Who Passed the Civil Rights Act of 1964?

Like so many of my generation who did voter registration work in the South during the 1960s, I have been saddened by the debate that Hillary Clinton and Barack Obama sparked over whether Martin Luther King or President Lyndon Johnson was responsible for the landmark 1964 Civil Rights Act that outlawed discrimination in hiring and public accommodations. Instead of providing voters with a thoughtful view of the recent past, Clinton and Obama combined to offer a crude, "great man" theory of history in which King's vision and Johnson's pragmatism were portrayed as antithetical forces.

The debate has quieted down. But it should not be allowed to fade from the headlines without a reminder of the lesson this controversy threatened to obscure -- blacks and whites across America relied on one another to make the Civil Rights Act of 1964 a reality.

The act had its legislative origins in a June 11, 1963 speech that President John Kennedy delivered on national television after Justice Department officials, aided by federal marshals, forced Alabama Governor George Wallace to stand aside while two black students were admitted to the previously segregated University of Alabama. "If an American, because his skin is dark … cannot enjoy the full and free life which all of us want, then who among us would be content to have the color of his skin changed and stand in his place?" Kennedy asked the country.

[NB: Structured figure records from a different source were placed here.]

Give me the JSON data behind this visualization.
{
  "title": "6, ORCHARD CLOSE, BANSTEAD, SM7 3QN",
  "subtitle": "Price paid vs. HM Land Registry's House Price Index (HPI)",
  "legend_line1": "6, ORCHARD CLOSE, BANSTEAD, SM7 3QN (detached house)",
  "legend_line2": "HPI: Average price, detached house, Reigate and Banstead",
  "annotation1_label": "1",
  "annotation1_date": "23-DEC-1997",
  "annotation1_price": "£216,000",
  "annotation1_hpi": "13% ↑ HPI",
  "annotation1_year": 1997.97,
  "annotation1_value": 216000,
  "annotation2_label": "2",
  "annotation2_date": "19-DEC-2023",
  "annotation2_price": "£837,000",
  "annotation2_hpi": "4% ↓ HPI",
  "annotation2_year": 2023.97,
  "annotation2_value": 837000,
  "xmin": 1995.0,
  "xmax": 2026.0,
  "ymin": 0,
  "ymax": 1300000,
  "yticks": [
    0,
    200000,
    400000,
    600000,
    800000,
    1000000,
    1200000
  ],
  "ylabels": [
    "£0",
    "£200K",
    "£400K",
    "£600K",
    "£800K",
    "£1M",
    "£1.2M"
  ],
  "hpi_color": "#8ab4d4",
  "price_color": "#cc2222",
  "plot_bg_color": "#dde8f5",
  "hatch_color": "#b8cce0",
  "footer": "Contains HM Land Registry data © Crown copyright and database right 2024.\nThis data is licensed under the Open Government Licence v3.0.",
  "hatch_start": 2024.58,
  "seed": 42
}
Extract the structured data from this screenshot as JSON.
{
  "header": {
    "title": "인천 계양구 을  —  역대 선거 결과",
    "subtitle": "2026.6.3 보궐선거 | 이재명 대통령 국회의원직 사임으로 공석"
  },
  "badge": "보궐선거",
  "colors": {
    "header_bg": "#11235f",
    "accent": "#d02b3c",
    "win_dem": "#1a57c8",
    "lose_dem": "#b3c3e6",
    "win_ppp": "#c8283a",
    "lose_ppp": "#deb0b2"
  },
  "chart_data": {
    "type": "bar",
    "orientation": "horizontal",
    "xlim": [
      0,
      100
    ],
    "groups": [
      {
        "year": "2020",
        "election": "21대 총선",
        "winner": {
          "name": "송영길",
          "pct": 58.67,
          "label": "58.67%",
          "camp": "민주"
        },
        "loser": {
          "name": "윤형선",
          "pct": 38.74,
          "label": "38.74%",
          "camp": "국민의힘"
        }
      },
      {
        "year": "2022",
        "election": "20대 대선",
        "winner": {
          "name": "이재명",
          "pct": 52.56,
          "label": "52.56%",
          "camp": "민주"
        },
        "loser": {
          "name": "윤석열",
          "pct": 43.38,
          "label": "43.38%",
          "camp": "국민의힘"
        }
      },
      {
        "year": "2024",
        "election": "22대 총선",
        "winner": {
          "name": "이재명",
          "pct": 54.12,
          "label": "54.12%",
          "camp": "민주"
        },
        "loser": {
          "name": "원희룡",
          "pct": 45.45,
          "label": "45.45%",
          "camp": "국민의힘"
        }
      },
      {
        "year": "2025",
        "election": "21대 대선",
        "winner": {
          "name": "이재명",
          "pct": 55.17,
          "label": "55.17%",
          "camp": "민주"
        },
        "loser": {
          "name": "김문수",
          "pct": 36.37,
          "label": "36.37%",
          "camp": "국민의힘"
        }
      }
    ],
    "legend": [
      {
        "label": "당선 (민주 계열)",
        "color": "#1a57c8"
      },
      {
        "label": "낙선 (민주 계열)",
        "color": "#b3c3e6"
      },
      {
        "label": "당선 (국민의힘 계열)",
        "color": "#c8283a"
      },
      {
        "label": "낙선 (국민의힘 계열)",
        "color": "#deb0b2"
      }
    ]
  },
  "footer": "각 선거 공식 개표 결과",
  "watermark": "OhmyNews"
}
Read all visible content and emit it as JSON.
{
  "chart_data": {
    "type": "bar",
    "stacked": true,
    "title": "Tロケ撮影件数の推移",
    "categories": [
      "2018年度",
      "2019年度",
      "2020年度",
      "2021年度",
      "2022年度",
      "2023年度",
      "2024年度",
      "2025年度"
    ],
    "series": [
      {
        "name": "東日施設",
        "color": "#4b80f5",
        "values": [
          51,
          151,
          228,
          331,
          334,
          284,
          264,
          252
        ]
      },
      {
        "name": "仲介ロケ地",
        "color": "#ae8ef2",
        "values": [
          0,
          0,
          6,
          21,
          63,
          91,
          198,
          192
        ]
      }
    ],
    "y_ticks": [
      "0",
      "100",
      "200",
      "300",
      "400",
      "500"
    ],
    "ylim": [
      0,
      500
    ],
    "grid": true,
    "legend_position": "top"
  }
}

But Kennedy's speech, which was followed hours later by the murder of Mississippi civil rights leader Medgar Evers in Jackson, did not guarantee a speedy passage of civil rights legislation. A coalition of southern Democrats and conservative Republicans stood in the way and the best that Kennedy could do before his November 22 assassination was to get his civil rights bill voted out of committee.

It fell to President Lyndon Johnson to get Kennedy's civil rights legislation enacted. Soon after taking office, Johnson made his intentions clear. "We have talked long enough in this country about equal rights," he told a joint session of Congress on November 27. "It is time now to write the next chapter and to write it in books of law." At this same time, Martin Luther King was playing a crucial role in shaping public opinion. His April 16 "Letter from Birmingham Jail" and his August 28 speech "I Have a Dream" galvanized millions of Americans who in the past had remained passive when support for civil rights was needed.

Still, it was not until 1964 that Kennedy's civil rights bill got through Congress. On February 10, the House passed the bill by a vote of 290 to 130 and on June 19, in the wake of a record-breaking 75-day filibuster, which took up 534 hours, the Senate passed its version of the civil rights bill by a 73 to 27 margin. Now Lyndon Johnson began pressuring Congress to reach agreement on a bill that he could sign by July 4.

At this moment, Johnson benefited not only from the civil rights coalition led by Martin Luther King but from the grassroots work of Bob Moses, then a young organizer for the Student Nonviolent Coordinating Committee (SNCC) who had been active in Mississippi since 1961. At a November 1963 SNCC meeting, Moses had proposed a 1964 "Summer Project" in Mississippi that would make extensive use of college students, getting them to teach in freedom schools and carry out voter registration drives. A black-white coalition, Moses believed, would engage the whole country. But no sooner had the Summer Project begun when three of its participants -- Michael Schwerner, James Chaney, and Andrew Goodman -- disappeared on June 21 near Philadelphia, Mississippi.

Their disappearance (their bodies would later be found buried in an earthen dam) could not be ignored by America. Television cameras and the print media descended on Mississippi while state officials acted as if nothing of importance had happened. "They could be in Cuba," joked Mississippi Governor Paul Johnson.

It was the worst response that the diehard segregationists of the Deep South could have made. The influence of Martin Luther King, Lyndon Johnson, and John Kennedy, along with years of demonstrations and sit-ins, had created a political tide that reached its peak with the disappearance of the three men. On July 2, two days ahead of schedule, Congress, under heavy public pressure, agreed to the civil rights bill that Johnson wanted. Five hours later in a White House signing ceremony timed to coincide with the evening news, the president addressed the nation.

"One hundred and eighty-eight years ago this week a small band of valiant men began a long struggle for freedom," Johnson told the nation. "Now our generation of Americans has been called on to continue the unending search for justice within our own borders." The analogy was unmistakable. The president was comparing the work of the Founding Fathers with that of the civil rights movement.

Martin Luther King, who was present at the White House signing ceremony, also had no doubts about the significance of the day or about Lyndon Johnson's role in making the civil rights bill law. "It was a great moment," King declared, "something like the signing of the Emancipation Proclamation by Abraham Lincoln."

Today, we cannot know exactly what Johnson and King, two coalition builders, would say about the efforts to portray them as civil rights rivals. But it is hard to imagine that both would not have seen comparisons that pit them against each other as inimical to the civil rights movement they believed in. As King observed of the struggle for racial justice in his "Letter from Birmingham Jail": "We are caught in an inescapable network of mutuality, tied in a single garment of destiny."